NVIDIA / libnvidia-container

NVIDIA container runtime library
Apache License 2.0
861 stars 207 forks source link

why does nvidia-container-cli load libnvidia-ml via dlopen rather than linking directly? #223

Open deitch opened 1 year ago

deitch commented 1 year ago

Why does nvidia-container-cli load libnvidia-ml via dlopen rather than linking directly? It uses dlopen(), so it has to find it in the path. This creates a few issues:

If I am running other than a pre-installed OS with that package, I am stuck. And there are lots of custom OS builds there, or versions of an OS, etc.

Separately, if I did want to install it, how do I get it for other OSes, e.g. musl-based like Alpine? Or build from source? I managed to get everything in this repo built from source, including on Alpine, but it fails on run because of that libnvidia-ml dependency.
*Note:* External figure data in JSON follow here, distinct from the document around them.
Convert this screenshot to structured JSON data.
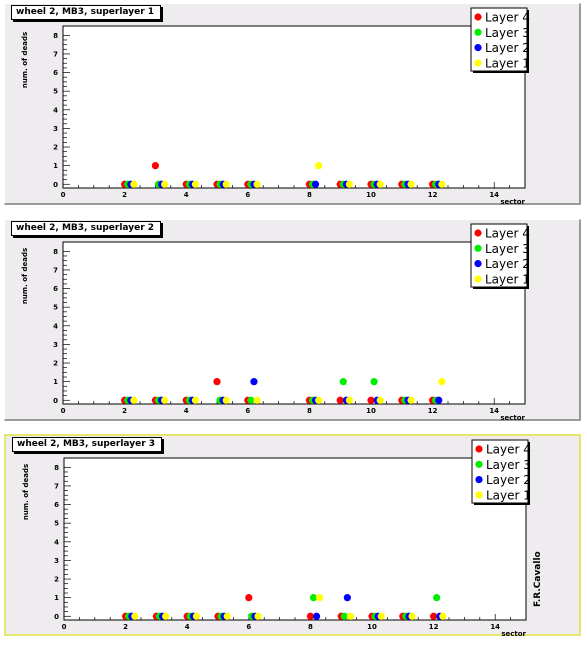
{
  "credit": "F.R.Cavallo",
  "colors": {
    "Layer 4": "#ff0000",
    "Layer 3": "#00ee00",
    "Layer 2": "#0000ff",
    "Layer 1": "#ffff00"
  },
  "chart_data": [
    {
      "type": "scatter",
      "title": "wheel 2, MB3, superlayer 1",
      "xlabel": "sector",
      "ylabel": "num. of deads",
      "xlim": [
        0,
        15
      ],
      "ylim": [
        -0.2,
        8.5
      ],
      "xticks": [
        "0",
        "2",
        "4",
        "6",
        "8",
        "10",
        "12",
        "14"
      ],
      "yticks": [
        "0",
        "1",
        "2",
        "3",
        "4",
        "5",
        "6",
        "7",
        "8"
      ],
      "legend": [
        "Layer 4",
        "Layer 3",
        "Layer 2",
        "Layer 1"
      ],
      "series": [
        {
          "name": "Layer 4",
          "x": [
            2,
            3,
            4,
            5,
            6,
            8,
            9,
            10,
            11,
            12
          ],
          "y": [
            0,
            1,
            0,
            0,
            0,
            0,
            0,
            0,
            0,
            0
          ]
        },
        {
          "name": "Layer 3",
          "x": [
            2,
            3,
            4,
            5,
            6,
            8,
            9,
            10,
            11,
            12
          ],
          "y": [
            0,
            0,
            0,
            0,
            0,
            0,
            0,
            0,
            0,
            0
          ]
        },
        {
          "name": "Layer 2",
          "x": [
            2,
            3,
            4,
            5,
            6,
            8,
            9,
            10,
            11,
            12
          ],
          "y": [
            0,
            0,
            0,
            0,
            0,
            0,
            0,
            0,
            0,
            0
          ]
        },
        {
          "name": "Layer 1",
          "x": [
            2,
            3,
            4,
            5,
            6,
            8,
            9,
            10,
            11,
            12
          ],
          "y": [
            0,
            0,
            0,
            0,
            0,
            1,
            0,
            0,
            0,
            0
          ]
        }
      ]
    },
    {
      "type": "scatter",
      "title": "wheel 2, MB3, superlayer 2",
      "xlabel": "sector",
      "ylabel": "num. of deads",
      "xlim": [
        0,
        15
      ],
      "ylim": [
        -0.2,
        8.5
      ],
      "xticks": [
        "0",
        "2",
        "4",
        "6",
        "8",
        "10",
        "12",
        "14"
      ],
      "yticks": [
        "0",
        "1",
        "2",
        "3",
        "4",
        "5",
        "6",
        "7",
        "8"
      ],
      "legend": [
        "Layer 4",
        "Layer 3",
        "Layer 2",
        "Layer 1"
      ],
      "series": [
        {
          "name": "Layer 4",
          "x": [
            2,
            3,
            4,
            5,
            6,
            8,
            9,
            10,
            11,
            12
          ],
          "y": [
            0,
            0,
            0,
            1,
            0,
            0,
            0,
            0,
            0,
            0
          ]
        },
        {
          "name": "Layer 3",
          "x": [
            2,
            3,
            4,
            5,
            6,
            8,
            9,
            10,
            11,
            12
          ],
          "y": [
            0,
            0,
            0,
            0,
            0,
            0,
            1,
            1,
            0,
            0
          ]
        },
        {
          "name": "Layer 2",
          "x": [
            2,
            3,
            4,
            5,
            6,
            8,
            9,
            10,
            11,
            12
          ],
          "y": [
            0,
            0,
            0,
            0,
            1,
            0,
            0,
            0,
            0,
            0
          ]
        },
        {
          "name": "Layer 1",
          "x": [
            2,
            3,
            4,
            5,
            6,
            8,
            9,
            10,
            11,
            12
          ],
          "y": [
            0,
            0,
            0,
            0,
            0,
            0,
            0,
            0,
            0,
            1
          ]
        }
      ]
    },
    {
      "type": "scatter",
      "title": "wheel 2, MB3, superlayer 3",
      "xlabel": "sector",
      "ylabel": "num. of deads",
      "xlim": [
        0,
        15
      ],
      "ylim": [
        -0.2,
        8.5
      ],
      "xticks": [
        "0",
        "2",
        "4",
        "6",
        "8",
        "10",
        "12",
        "14"
      ],
      "yticks": [
        "0",
        "1",
        "2",
        "3",
        "4",
        "5",
        "6",
        "7",
        "8"
      ],
      "legend": [
        "Layer 4",
        "Layer 3",
        "Layer 2",
        "Layer 1"
      ],
      "series": [
        {
          "name": "Layer 4",
          "x": [
            2,
            3,
            4,
            5,
            6,
            8,
            9,
            10,
            11,
            12
          ],
          "y": [
            0,
            0,
            0,
            0,
            1,
            0,
            0,
            0,
            0,
            0
          ]
        },
        {
          "name": "Layer 3",
          "x": [
            2,
            3,
            4,
            5,
            6,
            8,
            9,
            10,
            11,
            12
          ],
          "y": [
            0,
            0,
            0,
            0,
            0,
            1,
            0,
            0,
            0,
            1
          ]
        },
        {
          "name": "Layer 2",
          "x": [
            2,
            3,
            4,
            5,
            6,
            8,
            9,
            10,
            11,
            12
          ],
          "y": [
            0,
            0,
            0,
            0,
            0,
            0,
            1,
            0,
            0,
            0
          ]
        },
        {
          "name": "Layer 1",
          "x": [
            2,
            3,
            4,
            5,
            6,
            8,
            9,
            10,
            11,
            12
          ],
          "y": [
            0,
            0,
            0,
            0,
            0,
            1,
            0,
            0,
            0,
            0
          ]
        }
      ]
    }
  ]
}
ubuntuyeah commented 1 year ago

What OS did you build on and what packages did you install?

deitch commented 1 year ago

I did the compile on an ubuntu-based system, but I plan on using it on Alpine as well as possibly a custom-composed OS, so possibly no package manager.
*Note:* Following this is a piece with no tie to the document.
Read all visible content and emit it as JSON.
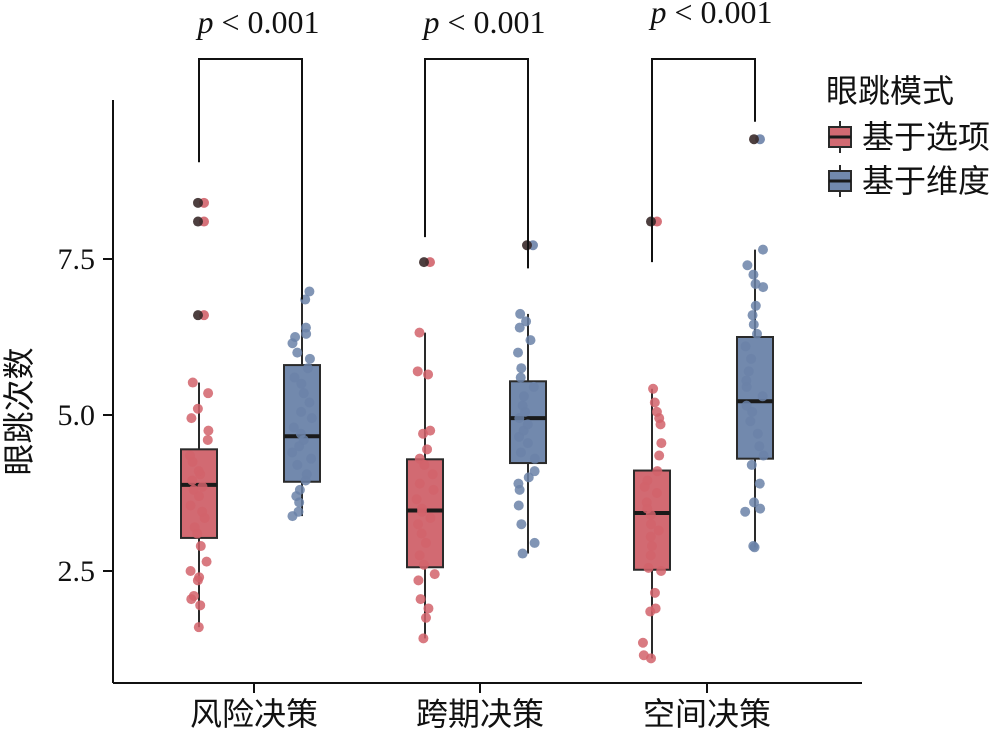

SomeoneSerge commented 11 months ago

Separately, if I did want to install it, how do I get it for other OSes, e.g. musl-based like Alpine?
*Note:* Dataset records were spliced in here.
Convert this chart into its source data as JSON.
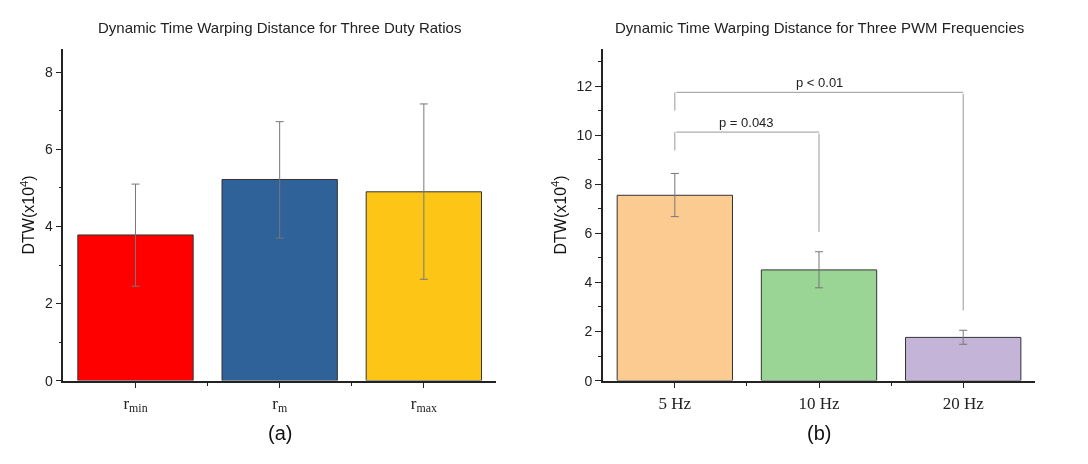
{
  "chart_data": [
    {
      "type": "bar",
      "title": "Dynamic Time Warping Distance for Three Duty Ratios",
      "ylabel": "DTW(x10$^{4}$)",
      "categories": [
        "r$_{min}$",
        "r$_{m}$",
        "r$_{max}$"
      ],
      "values": [
        3.78,
        5.22,
        4.9
      ],
      "colors": [
        "#ff0000",
        "#2e6299",
        "#fdc515"
      ],
      "errors": [
        [
          2.45,
          5.1
        ],
        [
          3.7,
          6.72
        ],
        [
          2.63,
          7.18
        ]
      ],
      "ylim": [
        0,
        8.6
      ],
      "yticks": [
        0,
        2,
        4,
        6,
        8
      ],
      "annotations": [
        "(a)"
      ]
    },
    {
      "type": "bar",
      "title": "Dynamic Time Warping Distance for Three PWM Frequencies",
      "ylabel": "DTW(x10$^{4}$)",
      "categories": [
        "5 Hz",
        "10 Hz",
        "20 Hz"
      ],
      "values": [
        7.55,
        4.51,
        1.76
      ],
      "colors": [
        "#fccb92",
        "#9ad595",
        "#c4b4d8"
      ],
      "errors": [
        [
          6.68,
          8.44
        ],
        [
          3.78,
          5.25
        ],
        [
          1.48,
          2.05
        ]
      ],
      "ylim": [
        0,
        13.5
      ],
      "yticks": [
        0,
        2,
        4,
        6,
        8,
        10,
        12
      ],
      "annotations": [
        "(b)",
        "p = 0.043",
        "p < 0.01"
      ]
    }
  ]
}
I think this might be a larger-scale issue actually: since NVidia distributes most of the drivers and libraries in the binary form, most of those also only come linked against glibc? E.g. the cuda libraries, except for some chosen jetson platforms?

dlopen rather than linking directly?

I'm not sure this would work in case of libnvidia-ml.so, because it's part of the "userspace driver" and pins the kernel module version?

❯ strings /run/opengl-driver/lib/libnvidia-ml.so | grep "API mismatch"
NVIDIA: API mismatch: the NVIDIA kernel module has version %s,
NVIDIA: API mismatch: this NVIDIA driver component has version

Unlike libcuda.so, libnvidia-ml.so also comes without the "stub" libraries I believe

deitch commented 11 months ago

except for some chosen jetson platforms?

Actually, the Jetson platform (the "official OS", anyways) is glibc-based.

I'm not sure this would work in case of libnvidia-ml.so, because it's part of the "userspace driver" and pins the kernel module version?

How interesting. libnvidia-ml.so is pinned to a specific kernel version? As you point out, that is userspace, which usually is the kind of thing that is not kernel version pinned.

Unlike libcuda.so, libnvidia-ml.so also comes without the "stub" libraries I believe

What do you mean?